Wow!!!!!!!!!!!!!!!!!!!!!

Thank you so much for the responses!!!!!!!!

My mom and DW have had alot of FUN reading all these! Your posts have brought some smiles and old stories and memories to their faces. 

I bet DD's next visit to Grandma Pat's is going to be fun, fun, fun.

Keep 'em coming...the girls in the family are enjoying this!!!

Thanks so much!!!!!


----------



## greeneyedgirl70 (Aug 26, 2007)

We used to do one that went like this:

Strawberry short cake
Huckleberry Finn
When i call your birthday
please jump in
January
February
March
April
May 
June
July
August
September
October
November
December


----------



## culpeper (Nov 1, 2002)

I saw Esau
Sitting on a seesaw
And Esau saw I saw him
Though Esau saw I saw him saw
Esau went on sawing
How many Esaus in that?
(the answer is none)

Jelly on the plate, jelly on the plate
Wiggle woggle, wiggle woggle
Jelly on the plate.
Sausage in the pan, sausage in the pan
Turn it around, turn it around
Sausage in the pan

Teddy Bear, Teddy Bear, turn around
Teddy Bear, Teddy Bear, touch the ground,
Teddy Bear, Teddy Bear, show your shoe,
Teddy Bear, Teddy Bear, that will do!

The jumper actually does these moves while jumping: turning around, touching the ground, showing her shoe, and jumping out at the end of the rhyme.
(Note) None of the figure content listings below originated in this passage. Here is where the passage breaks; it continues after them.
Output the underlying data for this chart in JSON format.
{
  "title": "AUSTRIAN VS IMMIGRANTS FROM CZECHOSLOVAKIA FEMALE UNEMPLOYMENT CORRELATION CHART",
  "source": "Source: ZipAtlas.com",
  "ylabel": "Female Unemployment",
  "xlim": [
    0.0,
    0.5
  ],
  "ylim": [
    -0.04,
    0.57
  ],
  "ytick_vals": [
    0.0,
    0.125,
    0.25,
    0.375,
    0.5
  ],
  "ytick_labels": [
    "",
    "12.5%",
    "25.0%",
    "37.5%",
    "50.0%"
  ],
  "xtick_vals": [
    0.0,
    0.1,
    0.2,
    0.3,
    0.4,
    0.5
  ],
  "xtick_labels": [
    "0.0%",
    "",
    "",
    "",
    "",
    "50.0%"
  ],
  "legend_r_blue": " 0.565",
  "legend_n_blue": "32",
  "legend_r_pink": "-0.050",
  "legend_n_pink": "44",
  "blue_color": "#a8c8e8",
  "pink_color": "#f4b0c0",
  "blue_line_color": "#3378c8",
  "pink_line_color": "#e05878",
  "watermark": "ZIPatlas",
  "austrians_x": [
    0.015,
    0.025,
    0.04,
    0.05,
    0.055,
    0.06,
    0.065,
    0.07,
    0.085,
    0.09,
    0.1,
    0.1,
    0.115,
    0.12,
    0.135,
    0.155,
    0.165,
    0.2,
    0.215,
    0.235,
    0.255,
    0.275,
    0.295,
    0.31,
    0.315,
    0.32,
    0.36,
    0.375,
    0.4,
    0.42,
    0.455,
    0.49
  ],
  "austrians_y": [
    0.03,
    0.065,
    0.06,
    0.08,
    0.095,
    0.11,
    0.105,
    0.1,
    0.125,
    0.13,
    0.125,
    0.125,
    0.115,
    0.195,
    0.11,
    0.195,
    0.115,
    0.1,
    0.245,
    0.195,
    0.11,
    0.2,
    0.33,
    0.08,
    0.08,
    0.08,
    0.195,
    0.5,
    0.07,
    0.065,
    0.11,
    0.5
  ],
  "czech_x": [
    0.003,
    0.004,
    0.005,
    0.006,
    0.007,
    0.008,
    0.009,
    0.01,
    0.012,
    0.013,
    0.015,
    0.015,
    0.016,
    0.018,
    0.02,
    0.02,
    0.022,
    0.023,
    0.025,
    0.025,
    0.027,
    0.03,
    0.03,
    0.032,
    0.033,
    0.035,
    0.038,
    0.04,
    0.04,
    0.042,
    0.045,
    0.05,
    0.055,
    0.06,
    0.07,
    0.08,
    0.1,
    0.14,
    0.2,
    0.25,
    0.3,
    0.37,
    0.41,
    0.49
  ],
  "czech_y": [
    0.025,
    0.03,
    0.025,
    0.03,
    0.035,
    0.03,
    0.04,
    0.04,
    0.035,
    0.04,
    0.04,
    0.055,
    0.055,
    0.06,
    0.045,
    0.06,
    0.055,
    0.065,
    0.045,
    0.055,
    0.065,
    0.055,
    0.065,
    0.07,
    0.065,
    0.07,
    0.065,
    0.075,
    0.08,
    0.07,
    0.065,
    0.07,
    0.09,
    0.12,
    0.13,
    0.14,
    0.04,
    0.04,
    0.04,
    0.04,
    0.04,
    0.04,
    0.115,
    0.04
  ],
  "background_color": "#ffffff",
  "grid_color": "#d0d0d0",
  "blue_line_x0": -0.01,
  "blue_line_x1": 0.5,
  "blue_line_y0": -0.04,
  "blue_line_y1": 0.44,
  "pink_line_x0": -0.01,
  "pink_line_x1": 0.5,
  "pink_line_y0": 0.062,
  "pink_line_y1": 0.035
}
Jump back in again for the second verse.

Teddy Bear, Teddy Bear, climb the stairs,
Teddy Bear, Teddy Bear, say your prayers
Teddy Bear, Teddy Bear, turn out the light,
Teddy Bear, Teddy Bear, say good night! 

Gypsy, Gypsy please tell me
What my fortune's going to be
Rich-man, Poor-man, Beggar-man, Thief.
Doctor, Lawyer, Indian Chief.
Tinker, Tailor, Cowboy, Sailor.

Continue repeating until jumper misses and that is who you will marry.


----------



## MelissaW (Jun 18, 2003)

I love this thread! It really brings back memories. I feel like getting myself a jumprope!


----------



## dixiegal62 (Aug 18, 2007)

My 8yo dgd has one she does that is so cute, I don't remember all the words but here's part of it

My Mamma my Daddy
My bald headed Granny
Shes 99 and doing fine
Shes going out with Frankenstein

Ill have to get the rest of the words from her this weekend,lol


----------



## IMContrary (Sep 22, 2004)

My older sister used to do this one:

I'm a little Dutch girl, dressed in blue.
Here are the orders I am to do.
Salute to the captain.
Curtsey to the queen.
Turn my back on the US Marines.


----------